Tsering Chungtak (December 25, 1984 – July 21, 2016) was a Tibetan model and beauty pageant titleholder who represented Tibet at the 2006 edition of the environmentally oriented beauty pageant Miss Earth 2006. She was the first Tibetan woman to participate in any major international beauty contest. Tsering pursued her undergraduate studies from Hindu College, University of Delhi and was pursuing her PhD degree in Sociology from Jawaharlal Nehru University. She was working as a research scholar with Ayur Gyan Nyas, an organisation creating curriculum on secular ethics for students from class one to twelve.

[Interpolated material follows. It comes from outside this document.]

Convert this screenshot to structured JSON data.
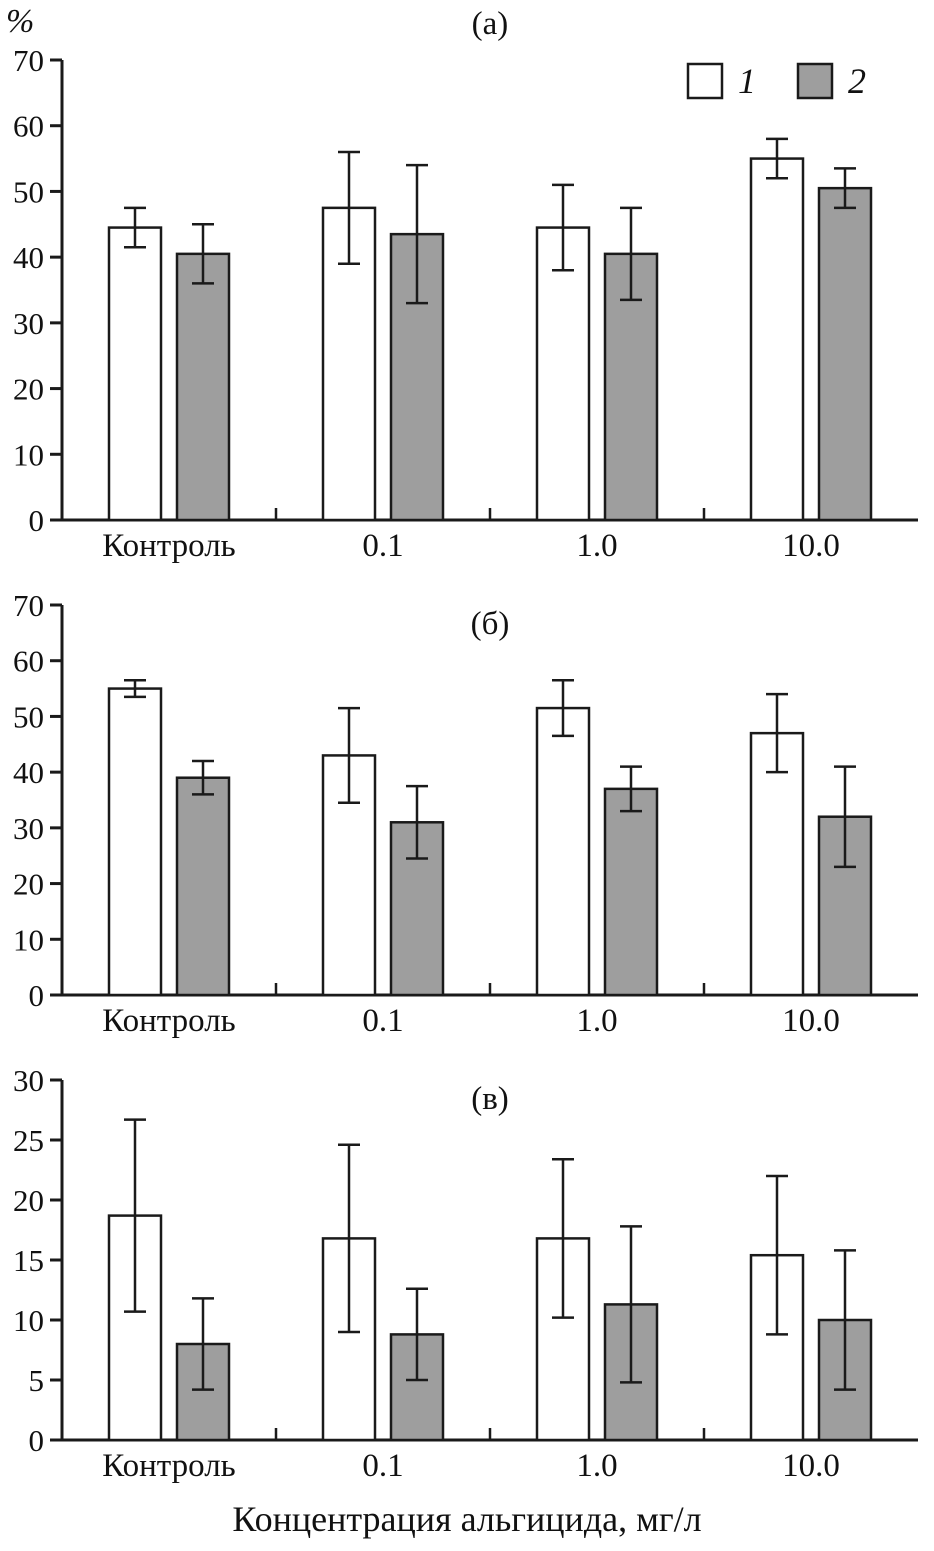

==Miss Tibet 2006 pageant==
Chungtak, a student of sociology in Hindu college, University of Delhi was crowned Miss Tibet in 2006 at a contest in the northern Indian town of Dharamsala, home to a majority of Tibetan exiles and the seat of the 14th Dalai Lama. Born in Shillong, she was an alumna of the lower-Tibetan Community Village School. She also took the title of Miss Photogenic after securing 1740 votes of the total 3909 votes cast in the online public poll; held in the Tibetan Institute of Performing Arts (TIPA), the finale of the Miss Tibet 2006 contest drew a large crowd of local Tibetan youth. She received a scholarship cheque of 100,000 Indian rupees.

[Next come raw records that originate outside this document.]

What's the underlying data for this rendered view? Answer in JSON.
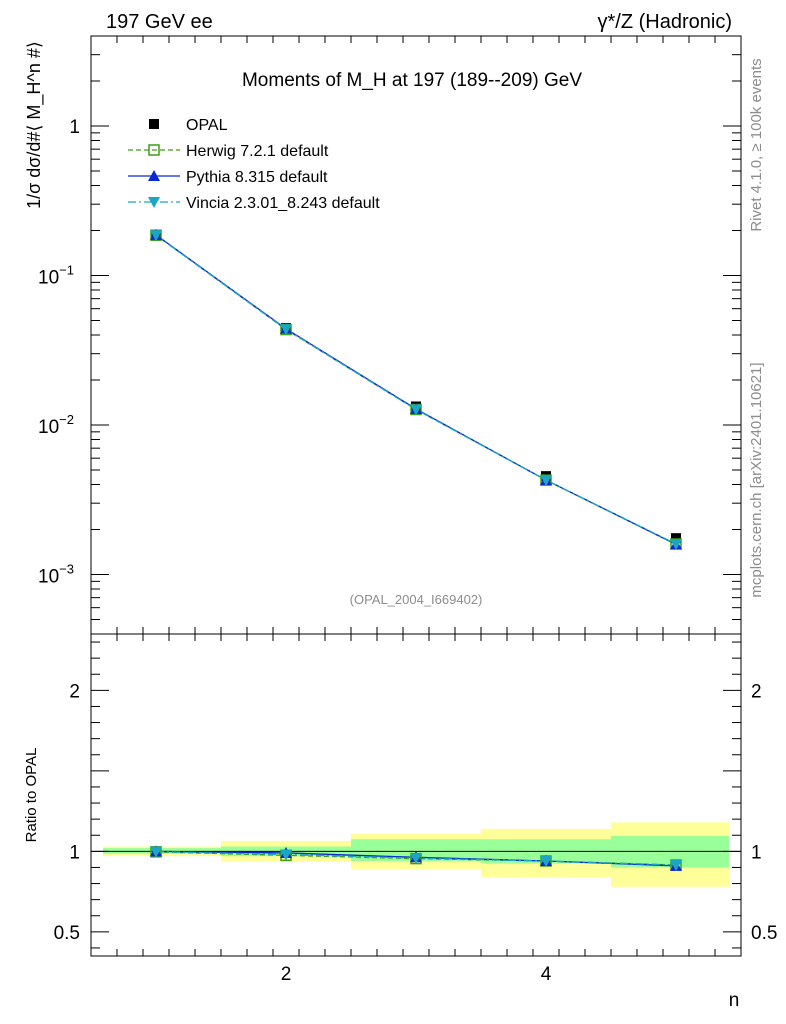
{
  "header": {
    "left_label": "197 GeV ee",
    "right_label": "γ*/Z (Hadronic)"
  },
  "side_labels": {
    "rivet": "Rivet 4.1.0, ≥ 100k events",
    "mcplots": "mcplots.cern.ch [arXiv:2401.10621]"
  },
  "chart_data": {
    "type": "line",
    "title": "Moments of M_H at 197 (189--209) GeV",
    "analysis_tag": "(OPAL_2004_I669402)",
    "xlabel": "n",
    "ylabel": "1/σ  dσ/d#⟨ M_H^n #⟩",
    "ratio_ylabel": "Ratio to OPAL",
    "x": [
      1,
      2,
      3,
      4,
      5
    ],
    "xlim": [
      0.5,
      5.5
    ],
    "ylim_log": [
      0.0004,
      4.0
    ],
    "ratio_ylim": [
      0.35,
      2.35
    ],
    "x_ticks": [
      "2",
      "4"
    ],
    "y_ticks_main": [
      "10^-3",
      "10^-2",
      "10^-1",
      "1"
    ],
    "y_ticks_ratio": [
      "0.5",
      "1",
      "2"
    ],
    "series": [
      {
        "name": "OPAL",
        "values": [
          0.186,
          0.0445,
          0.0133,
          0.00455,
          0.00175
        ],
        "style": "data",
        "color": "#000000"
      },
      {
        "name": "Herwig 7.2.1 default",
        "values": [
          0.186,
          0.0435,
          0.0127,
          0.00428,
          0.0016
        ],
        "style": "dashed",
        "marker": "open-square",
        "color": "#3e9f12"
      },
      {
        "name": "Pythia 8.315 default",
        "values": [
          0.187,
          0.044,
          0.0128,
          0.00428,
          0.00159
        ],
        "style": "solid",
        "marker": "triangle-up",
        "color": "#0a28d6"
      },
      {
        "name": "Vincia 2.3.01_8.243 default",
        "values": [
          0.186,
          0.0437,
          0.0127,
          0.00428,
          0.0016
        ],
        "style": "dashdot",
        "marker": "triangle-down",
        "color": "#1aa6c6"
      }
    ],
    "ratio_series": [
      {
        "name": "Herwig 7.2.1 default",
        "values": [
          0.997,
          0.975,
          0.955,
          0.94,
          0.915
        ]
      },
      {
        "name": "Pythia 8.315 default",
        "values": [
          1.0,
          0.99,
          0.963,
          0.94,
          0.91
        ]
      },
      {
        "name": "Vincia 2.3.01_8.243 default",
        "values": [
          0.998,
          0.98,
          0.958,
          0.94,
          0.915
        ]
      }
    ],
    "uncertainty_bands": {
      "stat_color": "#99ff99",
      "total_color": "#ffff99",
      "stat": [
        [
          0.985,
          1.02
        ],
        [
          0.97,
          1.03
        ],
        [
          0.94,
          1.075
        ],
        [
          0.925,
          1.075
        ],
        [
          0.9,
          1.095
        ]
      ],
      "total": [
        [
          0.97,
          1.03
        ],
        [
          0.935,
          1.065
        ],
        [
          0.89,
          1.11
        ],
        [
          0.84,
          1.14
        ],
        [
          0.78,
          1.18
        ]
      ]
    }
  }
}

==Miss Earth 2006 participation==
Chungtak competed as one of the 90 contestants in the environmentally-oriented Miss Earth 2006 beauty pageant. Aside from her environmental advocacy, she used her platform to say that "Tibet is not a part of China" and "there is no freedom in Tibet". She also advocated for the boundaries of acceptable social etiquette towards modernity, in a traditionally conservative Tibetan culture, where most grown women wear ankle-length dresses. Nonetheless, her participation in the pageant received an approval from the Dalai Lama. She made more headlines in December 2007 when she withdrew her participation in the Miss Tourism contest, a minor international beauty pageant held in Malaysia, after organizers reacted to pressure from Beijing and asked her to add "China" to her "Miss Tibet" title by wearing a sash labeled "Miss Tibet-China".

==Tibetan Olympics==
Tsering led a run with Tibetans who live in Taiwan, at Chiang Kai-shek Memorial Hall, Sunday, February 24, 2008, in Taipei, as part of the torch relay for the Tibetan Olympics to be held in Dharamsala, India, the seat of the Tibetan government in exile, on May 15, 2008. The relay for a sports event organized by Tibetans in exile to counter the Beijing Olympics arrived on Taiwan Sunday on the third leg of a 10-city tour. The photo of Tsering Chungtak taken by Associated Press in Taiwan was the "pick of the day" of XPRESS Newspaper, sister paper of Gulf News, which is based in the United Arab Emirates; the newspaper looks daily for the best photos from around the globe.

== Death ==
Chungtak died on July 21, 2016, in Majnu-ka-tilla of cardiac arrest. She was 31.